From the Community Centre in Kliptown, Soweto the message is to engage and prosper.
This message this writer heard from Ambassador Keinan when together with Akiva Tor, Head of the Bureau for World Jewish Affairs at an event on the 5th November 2018 at Café Riteve hosted by the South African Jewish Board of Deputies (SAJBD), United Jewish Fund and the SAZF (South African Zionist Federation).
Ambassador Keinan revealed that despite the efforts of BDS, progress is being made in so many areas not receiving the media attention it deserves and that the potential remains for Israel to assist and enrich South Africa in so many areas from hi-tech, agriculture, water management, cyber technology and health.
He reiterated much of what he had expressed in September to the SA Jewish Report that Israel’s relationships with countries in the Middle East have greatly improved, enjoying good relationships with the other countries in BRICS, like Russia, China, India, even Brazil. “We also have much improved friendships on this continent, and we are opening more embassies in Africa and African embassies in Israel. We have a record number of African leaders coming to visit Israel, so why should South Africa stand alone?
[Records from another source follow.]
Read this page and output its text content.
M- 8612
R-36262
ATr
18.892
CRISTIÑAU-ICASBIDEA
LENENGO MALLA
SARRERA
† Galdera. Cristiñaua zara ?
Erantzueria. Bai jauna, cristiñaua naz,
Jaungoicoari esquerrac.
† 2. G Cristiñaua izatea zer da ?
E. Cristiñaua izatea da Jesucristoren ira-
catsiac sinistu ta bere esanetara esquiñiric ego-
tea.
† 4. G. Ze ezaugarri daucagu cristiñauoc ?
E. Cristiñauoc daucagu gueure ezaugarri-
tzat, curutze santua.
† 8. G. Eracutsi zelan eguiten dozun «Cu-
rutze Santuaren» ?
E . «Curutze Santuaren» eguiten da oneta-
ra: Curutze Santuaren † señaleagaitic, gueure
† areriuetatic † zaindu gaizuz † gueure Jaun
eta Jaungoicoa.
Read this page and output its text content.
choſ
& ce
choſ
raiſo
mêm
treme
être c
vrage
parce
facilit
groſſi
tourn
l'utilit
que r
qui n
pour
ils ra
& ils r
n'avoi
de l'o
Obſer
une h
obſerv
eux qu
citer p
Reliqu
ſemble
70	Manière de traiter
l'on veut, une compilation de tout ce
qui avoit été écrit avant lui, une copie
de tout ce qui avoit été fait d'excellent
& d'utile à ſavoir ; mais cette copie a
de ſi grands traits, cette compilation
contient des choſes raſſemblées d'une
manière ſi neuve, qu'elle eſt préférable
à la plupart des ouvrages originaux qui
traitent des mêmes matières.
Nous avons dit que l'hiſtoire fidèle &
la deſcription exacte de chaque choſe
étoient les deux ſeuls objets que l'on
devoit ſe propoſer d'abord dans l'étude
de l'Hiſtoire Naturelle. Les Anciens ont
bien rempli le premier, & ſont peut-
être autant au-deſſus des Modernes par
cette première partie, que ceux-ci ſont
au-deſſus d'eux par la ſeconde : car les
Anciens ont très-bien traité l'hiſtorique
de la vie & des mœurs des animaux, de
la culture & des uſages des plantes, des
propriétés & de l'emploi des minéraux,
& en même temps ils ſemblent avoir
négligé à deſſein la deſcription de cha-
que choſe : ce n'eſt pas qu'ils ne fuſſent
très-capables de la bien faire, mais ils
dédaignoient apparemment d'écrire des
There is no logic to this.”
From his experience of BDS, Keinan said the organisation has nailed its colours to the mast. “The fact that it stands with Hezbollah flags outside Israeli embassy events says everything. Hezbollah has nothing to do with Palestinians, and everything to do with Iran and the destruction of Israel. Whatever BDS says, this makes it clear it wants to see the total destruction of our country.”
The meaning of ‘Habonim’ in Hebrew is “the builders”. Projects and initiatives that bring people together in enriching engagement is about building not like BDS which is about destroying.
Moving away from ‘destructive’ to ‘constructive’ messages, the Community Centre in Soweto supported by the Israeli Embassy and the Jewish youth movements in South Africa stands as a beacon of hope and promise.